The Lotikipi Basin Aquifer is a large aquifer in the northwest region of Kenya containing 200 billion cubic meters of saline water and covers an area of 4,164 km^{2}. The aquifer, discovered in September 2013, is nine times the size of any other aquifer in Kenya and has the potential to supply the population with enough fresh water to last 70 years or indefinitely if properly managed.

==Discovery==
The aquifer was discovered by Radar Technologies, in conjunction with the Kenyan government and UNESCO, using satellite, radar, and geological maps along with seismic techniques typically used to locate oil reserves.

==Development==
The aquifer is located 300 meters below the surface and extends near the borders of South Sudan, Ethiopia, and Uganda, an area sparsely populated and prone to conflict due to the scarcity of resources in the area.
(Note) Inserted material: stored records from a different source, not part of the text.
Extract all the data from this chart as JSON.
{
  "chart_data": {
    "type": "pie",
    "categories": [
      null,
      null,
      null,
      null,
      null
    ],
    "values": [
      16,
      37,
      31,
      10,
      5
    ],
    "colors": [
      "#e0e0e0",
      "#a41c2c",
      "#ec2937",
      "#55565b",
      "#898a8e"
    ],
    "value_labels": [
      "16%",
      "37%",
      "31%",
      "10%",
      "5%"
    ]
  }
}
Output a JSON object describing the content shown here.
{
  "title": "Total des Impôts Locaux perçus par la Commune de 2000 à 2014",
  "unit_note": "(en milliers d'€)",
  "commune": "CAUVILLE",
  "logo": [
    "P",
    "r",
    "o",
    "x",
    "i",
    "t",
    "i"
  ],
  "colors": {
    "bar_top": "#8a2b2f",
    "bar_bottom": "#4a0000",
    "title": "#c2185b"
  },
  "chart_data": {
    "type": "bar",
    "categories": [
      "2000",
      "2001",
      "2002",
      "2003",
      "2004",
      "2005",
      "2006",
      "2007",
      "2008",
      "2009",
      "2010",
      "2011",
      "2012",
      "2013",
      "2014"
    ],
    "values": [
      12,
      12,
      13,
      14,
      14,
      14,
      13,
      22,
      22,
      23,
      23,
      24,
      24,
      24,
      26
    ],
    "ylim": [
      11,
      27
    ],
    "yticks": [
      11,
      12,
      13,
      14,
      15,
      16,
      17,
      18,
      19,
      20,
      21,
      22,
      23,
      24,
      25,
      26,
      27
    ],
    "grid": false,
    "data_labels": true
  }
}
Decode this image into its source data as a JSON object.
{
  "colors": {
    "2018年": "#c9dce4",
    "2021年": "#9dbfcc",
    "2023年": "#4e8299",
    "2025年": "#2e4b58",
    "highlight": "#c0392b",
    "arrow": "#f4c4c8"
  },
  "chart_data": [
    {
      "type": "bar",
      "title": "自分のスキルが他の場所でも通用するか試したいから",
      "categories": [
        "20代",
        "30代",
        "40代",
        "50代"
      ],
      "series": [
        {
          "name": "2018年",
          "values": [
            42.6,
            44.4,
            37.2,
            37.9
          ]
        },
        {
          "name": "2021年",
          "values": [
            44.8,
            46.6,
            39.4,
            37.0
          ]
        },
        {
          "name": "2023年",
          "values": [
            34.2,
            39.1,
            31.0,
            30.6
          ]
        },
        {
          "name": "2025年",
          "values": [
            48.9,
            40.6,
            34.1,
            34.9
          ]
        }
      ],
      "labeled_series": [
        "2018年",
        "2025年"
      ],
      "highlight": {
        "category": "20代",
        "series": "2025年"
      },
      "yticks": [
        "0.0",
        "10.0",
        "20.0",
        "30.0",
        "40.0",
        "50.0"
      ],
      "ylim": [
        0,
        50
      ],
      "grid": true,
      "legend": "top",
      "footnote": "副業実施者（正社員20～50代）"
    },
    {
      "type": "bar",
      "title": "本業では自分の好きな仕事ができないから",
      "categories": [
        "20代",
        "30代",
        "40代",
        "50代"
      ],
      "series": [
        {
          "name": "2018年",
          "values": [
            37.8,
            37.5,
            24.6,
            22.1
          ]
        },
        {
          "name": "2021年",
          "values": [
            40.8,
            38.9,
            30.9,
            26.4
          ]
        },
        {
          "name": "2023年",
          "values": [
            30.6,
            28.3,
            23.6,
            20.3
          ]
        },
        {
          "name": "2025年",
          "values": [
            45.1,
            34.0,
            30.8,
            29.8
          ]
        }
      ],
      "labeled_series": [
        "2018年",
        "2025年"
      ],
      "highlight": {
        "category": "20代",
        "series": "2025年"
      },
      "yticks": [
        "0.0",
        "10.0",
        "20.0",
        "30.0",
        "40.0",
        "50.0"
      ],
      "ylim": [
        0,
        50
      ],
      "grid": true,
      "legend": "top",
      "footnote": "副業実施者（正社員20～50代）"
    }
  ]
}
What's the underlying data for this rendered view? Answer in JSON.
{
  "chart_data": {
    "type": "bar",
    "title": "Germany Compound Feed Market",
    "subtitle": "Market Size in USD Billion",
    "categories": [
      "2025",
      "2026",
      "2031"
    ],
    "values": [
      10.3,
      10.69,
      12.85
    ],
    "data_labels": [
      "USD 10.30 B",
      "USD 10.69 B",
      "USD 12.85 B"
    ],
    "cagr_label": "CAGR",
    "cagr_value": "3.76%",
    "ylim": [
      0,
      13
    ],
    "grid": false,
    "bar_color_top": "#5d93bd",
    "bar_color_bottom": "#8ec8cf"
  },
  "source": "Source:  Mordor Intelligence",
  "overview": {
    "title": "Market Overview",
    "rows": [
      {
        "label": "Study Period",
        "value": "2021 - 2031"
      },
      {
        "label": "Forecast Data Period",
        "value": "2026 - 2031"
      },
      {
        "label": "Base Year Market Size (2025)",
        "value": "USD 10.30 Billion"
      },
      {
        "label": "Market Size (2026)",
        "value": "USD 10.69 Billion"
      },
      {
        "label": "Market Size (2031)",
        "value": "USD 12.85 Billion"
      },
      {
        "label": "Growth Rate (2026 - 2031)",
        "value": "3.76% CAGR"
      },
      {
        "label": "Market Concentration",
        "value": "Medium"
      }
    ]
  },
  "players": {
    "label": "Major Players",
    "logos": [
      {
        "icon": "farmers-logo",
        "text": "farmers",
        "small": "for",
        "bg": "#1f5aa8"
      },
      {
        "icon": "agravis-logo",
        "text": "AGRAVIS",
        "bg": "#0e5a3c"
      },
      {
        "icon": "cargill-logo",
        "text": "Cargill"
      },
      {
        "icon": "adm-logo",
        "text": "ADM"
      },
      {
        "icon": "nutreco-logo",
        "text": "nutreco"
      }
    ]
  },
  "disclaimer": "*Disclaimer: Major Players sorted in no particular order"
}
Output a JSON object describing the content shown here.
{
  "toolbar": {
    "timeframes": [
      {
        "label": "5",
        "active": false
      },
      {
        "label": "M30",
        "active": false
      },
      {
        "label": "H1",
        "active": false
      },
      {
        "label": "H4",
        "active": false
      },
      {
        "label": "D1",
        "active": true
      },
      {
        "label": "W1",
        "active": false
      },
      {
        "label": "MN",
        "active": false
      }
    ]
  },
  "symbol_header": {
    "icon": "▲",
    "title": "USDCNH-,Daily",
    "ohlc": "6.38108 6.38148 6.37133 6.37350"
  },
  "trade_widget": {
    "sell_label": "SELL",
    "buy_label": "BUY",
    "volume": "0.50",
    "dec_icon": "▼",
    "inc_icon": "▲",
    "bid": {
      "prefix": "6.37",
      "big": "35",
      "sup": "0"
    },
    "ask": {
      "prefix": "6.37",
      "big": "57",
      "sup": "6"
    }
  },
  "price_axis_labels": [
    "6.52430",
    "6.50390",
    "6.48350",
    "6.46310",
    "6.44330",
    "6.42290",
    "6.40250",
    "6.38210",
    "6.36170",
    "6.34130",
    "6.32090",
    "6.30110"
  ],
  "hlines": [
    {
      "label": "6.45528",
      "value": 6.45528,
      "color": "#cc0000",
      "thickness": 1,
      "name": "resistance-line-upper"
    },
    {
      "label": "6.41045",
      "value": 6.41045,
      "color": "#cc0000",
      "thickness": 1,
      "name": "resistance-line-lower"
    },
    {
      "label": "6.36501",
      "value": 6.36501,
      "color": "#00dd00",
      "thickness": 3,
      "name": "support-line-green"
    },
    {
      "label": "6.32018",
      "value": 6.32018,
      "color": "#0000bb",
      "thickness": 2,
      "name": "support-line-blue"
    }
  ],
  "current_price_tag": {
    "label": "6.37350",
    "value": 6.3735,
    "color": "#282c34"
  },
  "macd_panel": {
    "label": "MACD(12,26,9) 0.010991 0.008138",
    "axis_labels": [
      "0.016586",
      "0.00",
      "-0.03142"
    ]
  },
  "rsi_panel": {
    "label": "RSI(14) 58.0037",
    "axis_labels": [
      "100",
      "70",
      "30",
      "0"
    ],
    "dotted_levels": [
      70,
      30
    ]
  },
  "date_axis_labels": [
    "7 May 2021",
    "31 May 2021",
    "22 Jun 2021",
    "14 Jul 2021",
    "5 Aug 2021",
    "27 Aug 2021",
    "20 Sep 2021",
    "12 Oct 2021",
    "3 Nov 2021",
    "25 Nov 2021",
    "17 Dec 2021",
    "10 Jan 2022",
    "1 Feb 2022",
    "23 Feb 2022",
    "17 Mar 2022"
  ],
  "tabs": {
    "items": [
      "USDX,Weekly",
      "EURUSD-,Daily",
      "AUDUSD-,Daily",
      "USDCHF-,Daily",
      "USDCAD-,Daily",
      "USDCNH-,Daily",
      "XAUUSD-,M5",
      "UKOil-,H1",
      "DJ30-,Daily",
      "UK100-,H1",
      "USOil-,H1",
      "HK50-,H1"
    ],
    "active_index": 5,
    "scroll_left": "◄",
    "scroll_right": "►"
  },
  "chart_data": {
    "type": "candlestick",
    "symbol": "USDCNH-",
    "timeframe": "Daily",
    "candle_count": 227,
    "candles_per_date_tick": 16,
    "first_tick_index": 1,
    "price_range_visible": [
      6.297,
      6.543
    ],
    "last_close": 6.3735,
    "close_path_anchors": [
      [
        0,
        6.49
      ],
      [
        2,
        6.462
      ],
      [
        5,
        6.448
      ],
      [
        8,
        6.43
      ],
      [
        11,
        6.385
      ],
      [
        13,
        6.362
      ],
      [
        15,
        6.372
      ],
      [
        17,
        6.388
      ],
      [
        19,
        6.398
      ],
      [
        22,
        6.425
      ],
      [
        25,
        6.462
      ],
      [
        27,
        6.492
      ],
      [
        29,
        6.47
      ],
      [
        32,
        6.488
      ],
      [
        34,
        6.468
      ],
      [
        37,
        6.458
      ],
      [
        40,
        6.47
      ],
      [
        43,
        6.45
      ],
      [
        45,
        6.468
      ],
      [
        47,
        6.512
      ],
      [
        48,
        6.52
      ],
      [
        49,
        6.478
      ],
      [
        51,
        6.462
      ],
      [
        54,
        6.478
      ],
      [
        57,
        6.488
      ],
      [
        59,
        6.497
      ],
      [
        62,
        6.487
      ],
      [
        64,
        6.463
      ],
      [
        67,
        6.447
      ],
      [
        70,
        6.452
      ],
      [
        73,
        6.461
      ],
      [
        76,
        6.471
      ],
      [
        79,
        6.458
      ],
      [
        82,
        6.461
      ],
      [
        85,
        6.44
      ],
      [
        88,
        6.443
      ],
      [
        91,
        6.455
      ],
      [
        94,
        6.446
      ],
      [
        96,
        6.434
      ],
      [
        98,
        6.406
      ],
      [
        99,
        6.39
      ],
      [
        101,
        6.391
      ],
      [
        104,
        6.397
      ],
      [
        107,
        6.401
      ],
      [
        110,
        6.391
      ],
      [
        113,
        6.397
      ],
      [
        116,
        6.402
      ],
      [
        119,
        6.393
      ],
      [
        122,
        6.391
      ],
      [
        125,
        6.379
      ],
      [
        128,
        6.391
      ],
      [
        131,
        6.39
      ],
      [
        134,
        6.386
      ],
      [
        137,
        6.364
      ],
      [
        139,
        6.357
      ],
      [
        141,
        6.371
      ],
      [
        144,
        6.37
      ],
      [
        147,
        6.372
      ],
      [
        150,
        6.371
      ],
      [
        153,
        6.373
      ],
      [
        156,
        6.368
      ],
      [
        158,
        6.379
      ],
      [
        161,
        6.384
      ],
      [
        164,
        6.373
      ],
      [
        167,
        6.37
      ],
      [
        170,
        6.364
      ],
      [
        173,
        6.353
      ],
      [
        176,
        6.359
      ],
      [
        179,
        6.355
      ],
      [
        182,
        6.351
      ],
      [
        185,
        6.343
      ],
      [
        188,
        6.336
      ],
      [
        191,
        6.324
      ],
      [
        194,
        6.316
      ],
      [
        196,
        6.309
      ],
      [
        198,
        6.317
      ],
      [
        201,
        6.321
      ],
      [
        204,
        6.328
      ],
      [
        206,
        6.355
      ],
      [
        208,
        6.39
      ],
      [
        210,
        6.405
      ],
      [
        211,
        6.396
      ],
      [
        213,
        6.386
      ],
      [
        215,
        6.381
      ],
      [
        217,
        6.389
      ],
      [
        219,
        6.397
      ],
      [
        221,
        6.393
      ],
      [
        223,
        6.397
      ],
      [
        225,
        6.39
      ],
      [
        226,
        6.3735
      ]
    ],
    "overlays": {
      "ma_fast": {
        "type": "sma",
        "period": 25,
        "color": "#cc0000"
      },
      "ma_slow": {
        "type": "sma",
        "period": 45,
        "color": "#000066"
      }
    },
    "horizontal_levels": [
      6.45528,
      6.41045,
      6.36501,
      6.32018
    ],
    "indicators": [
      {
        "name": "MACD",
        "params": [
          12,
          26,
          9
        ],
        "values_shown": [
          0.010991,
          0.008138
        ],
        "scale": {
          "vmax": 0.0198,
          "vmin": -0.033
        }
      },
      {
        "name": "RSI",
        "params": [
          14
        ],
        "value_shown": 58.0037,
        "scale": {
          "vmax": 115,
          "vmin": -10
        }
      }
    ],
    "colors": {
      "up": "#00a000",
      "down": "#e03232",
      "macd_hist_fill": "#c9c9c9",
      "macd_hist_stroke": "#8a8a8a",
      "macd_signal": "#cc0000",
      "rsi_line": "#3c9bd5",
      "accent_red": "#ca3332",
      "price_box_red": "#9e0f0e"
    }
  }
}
In such a remote area, tapping an aquifer this deep underground and maintaining the boreholes poses a technological challenge to the Kenyan government.

==Testing==
In February 2015, the Kenyan government announced that the first tests of the aquifer had found the water too salty for human consumption. It would need to be desalinated using reverse osmosis to be fit. New test phases were announced in June 2016 with a proposed budget of KShs. 5 billion.